A cairn marks the Newton Creek crossing

Approaching Newton Creek for our second crossing, I noticed the morning's clear rushing stream had changed dramatically.  Afternoon snowmelt had transformed it into a wide, churning mass of brown silt.  The water level rose so much that it barely fit under the logs hikers were using to cross.

Afternoon crossing of a roaring Newton Creek

Shakily, I approached the slippery logs, and slowly inched across.  Roaring water directly below the logs was unnerving.  Creek crossings always scare me a little, and I was relieved when my feet finally touched the opposite shore's rocky bank.

Huckleberry break

Creek crossing now out of the way, I followed my friends through the brushy forest.  Young became distracted by some ripe huckleberries, and before I knew it, both she and John were stopped by the side of the trail, grabbing handfuls.  Hey guys - did you forget about the beer?

Busy bee

But this gave me an opportunity to photograph some frilly white flowers.  A busy bumblebee, intent on his pollen-gathering, struck a few poses for my lens.

Hello from the bridge!

Back across the Clark Fork footbridge, before I knew it we'd arrived at the parking lot.  Time to hit the pub!  Although hot, sweaty and thirsty, my mind and body were invigorated.  There's nothing like a trek through some high alpine country to reset my attitude.  I'd filled my tank with some mountain happiness.  It would get me through another week.

Back to work tomorrow - time to dream and plan for next weekend's hike.  And more mountain happiness.

Sharing with:  Tuesday Muse and Share Your Cup Thursday


  1. You've brought even closer to me many of these mountains I've only seen in pictures and dreamed of seeing in person one of these days. That shot of Mt. Hood is gorgeous. I'm totally with you on the unnerving creek crossings.

  2. A perfect way to spend your day. Thanks for sharing.

  3. LOVE your cairn photo! I never knew that was the name for these little rock 'towers', but have always loved the ones by the strait of Juan de Fuca in Washington state:)
    Mmm, huckleberries! I would definitely have stopped too.

  4. I can see why you dream of your mountain time all week long. It's just gorgeous! Time in nature really renews my spirit. Love the bee photo and all the scenery.

  5. Theses are great photos.
    PS: You need to get yourself a TV contract for a hikers reality show. :)

  6. I get my dose of mountain happiness in about a September 21st here yet?! I am so BAD at river crossings - when I know they are present, I need to remember my trekking poles.

  7. Always enjoy your adventures. Looks like a good time with some friends

  8. I can totally understand your love for your weekend treks. Gorgeous scenery and fun friends. :)

  9. Beautiful views!
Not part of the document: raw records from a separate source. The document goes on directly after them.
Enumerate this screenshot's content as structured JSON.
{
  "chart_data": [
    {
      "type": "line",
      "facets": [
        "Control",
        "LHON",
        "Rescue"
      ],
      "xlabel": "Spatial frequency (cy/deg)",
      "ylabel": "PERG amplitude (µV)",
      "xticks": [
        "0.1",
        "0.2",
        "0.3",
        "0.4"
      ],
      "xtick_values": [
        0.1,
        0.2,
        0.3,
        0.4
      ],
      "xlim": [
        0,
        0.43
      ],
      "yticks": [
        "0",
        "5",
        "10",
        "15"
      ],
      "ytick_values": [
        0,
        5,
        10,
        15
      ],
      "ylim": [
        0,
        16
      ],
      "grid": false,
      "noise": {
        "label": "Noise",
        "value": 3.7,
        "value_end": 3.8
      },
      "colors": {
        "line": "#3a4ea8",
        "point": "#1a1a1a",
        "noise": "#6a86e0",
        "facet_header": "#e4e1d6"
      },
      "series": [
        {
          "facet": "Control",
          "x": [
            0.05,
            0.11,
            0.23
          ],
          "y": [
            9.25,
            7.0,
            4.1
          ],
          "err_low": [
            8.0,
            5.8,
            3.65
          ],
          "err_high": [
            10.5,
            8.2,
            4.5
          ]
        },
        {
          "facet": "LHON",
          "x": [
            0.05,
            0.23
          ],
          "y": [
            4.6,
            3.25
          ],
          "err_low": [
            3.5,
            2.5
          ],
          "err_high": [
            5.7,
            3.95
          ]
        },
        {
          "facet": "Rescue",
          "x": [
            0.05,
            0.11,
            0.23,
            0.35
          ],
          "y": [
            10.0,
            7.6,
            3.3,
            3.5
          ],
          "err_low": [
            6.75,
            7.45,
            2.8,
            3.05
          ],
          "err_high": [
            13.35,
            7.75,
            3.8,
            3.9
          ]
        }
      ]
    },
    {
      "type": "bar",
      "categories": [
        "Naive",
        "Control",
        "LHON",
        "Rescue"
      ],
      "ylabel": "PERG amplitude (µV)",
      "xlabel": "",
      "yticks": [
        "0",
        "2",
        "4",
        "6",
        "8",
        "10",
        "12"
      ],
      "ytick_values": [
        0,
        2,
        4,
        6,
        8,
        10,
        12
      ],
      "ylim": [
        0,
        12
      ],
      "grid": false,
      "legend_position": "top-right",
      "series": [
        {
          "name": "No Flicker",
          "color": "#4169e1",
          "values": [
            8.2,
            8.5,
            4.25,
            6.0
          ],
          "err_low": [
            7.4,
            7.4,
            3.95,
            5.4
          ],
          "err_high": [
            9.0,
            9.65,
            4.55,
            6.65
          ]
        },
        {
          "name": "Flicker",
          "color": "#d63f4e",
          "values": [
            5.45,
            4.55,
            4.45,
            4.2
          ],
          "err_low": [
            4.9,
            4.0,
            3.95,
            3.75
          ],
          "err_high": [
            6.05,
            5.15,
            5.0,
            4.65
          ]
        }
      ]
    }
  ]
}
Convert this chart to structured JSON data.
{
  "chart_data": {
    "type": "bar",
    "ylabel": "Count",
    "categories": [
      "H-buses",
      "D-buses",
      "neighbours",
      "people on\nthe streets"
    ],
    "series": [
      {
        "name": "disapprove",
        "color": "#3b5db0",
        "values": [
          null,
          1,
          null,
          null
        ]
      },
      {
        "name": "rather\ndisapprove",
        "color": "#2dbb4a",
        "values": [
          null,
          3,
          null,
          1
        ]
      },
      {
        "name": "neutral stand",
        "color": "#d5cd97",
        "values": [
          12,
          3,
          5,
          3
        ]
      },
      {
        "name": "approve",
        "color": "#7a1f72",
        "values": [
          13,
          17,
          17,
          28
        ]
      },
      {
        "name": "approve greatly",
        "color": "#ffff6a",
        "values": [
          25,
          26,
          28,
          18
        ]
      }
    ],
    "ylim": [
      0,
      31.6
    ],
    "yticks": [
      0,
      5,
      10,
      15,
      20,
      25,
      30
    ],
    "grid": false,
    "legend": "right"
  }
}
Strange to think in only a little over a month it will be snowy up there!

    And yes, I agree, the slug on my blog today is a OSU Slug. GO BEAVS! I cant wait for the game on Sat!

  10. What a way to recharge!
    I've been joking with my sister - who had to do 4 weeks of training down in the twin cities for a new job.. She was having itching burning eyes, and I told her she must be allergic to the city!
    She used to work outdoors, but has worked in an office for a few years now.. and cannot WAIT for the weekends.
    Fantastic photos as always, Linda!

  11. Great shot of the bee! Wish I was hiking today, but we bought a truck instead. Two hours drive each way. Yuck.

  12. How amazing to have these hikes to look forward to while stuck in the office. I think your blue flower could be a penstemon?
    Scary change in the water over the course of the day. Just shows how savvy you need to be when out in the wilds.

  13. Oh I envy you living so close to Mt. Hood. Gorgeous. You get out there and enjoy and I love that. Awesome.

  14. That looks like an amazing hike - there's nothing like getting close to a towering mountain.

  15. Perfect post title...wonderful photos. What a scenic area. I found myself taking in a deep breath upon looking at the mountain and flowers. Thanks for the spirit lift :)

  16. Hi Linda, I love hiking in the Fall. Hubby and I need to go do one! I am so happy that I got to visit your beautiful Mt. Hood last July. Really quite a sight! Your hike sounds wonderful and the butt trees made me laugh. Glad that you got a great shot of the white flower and bee! Thanks for sharing with SYC.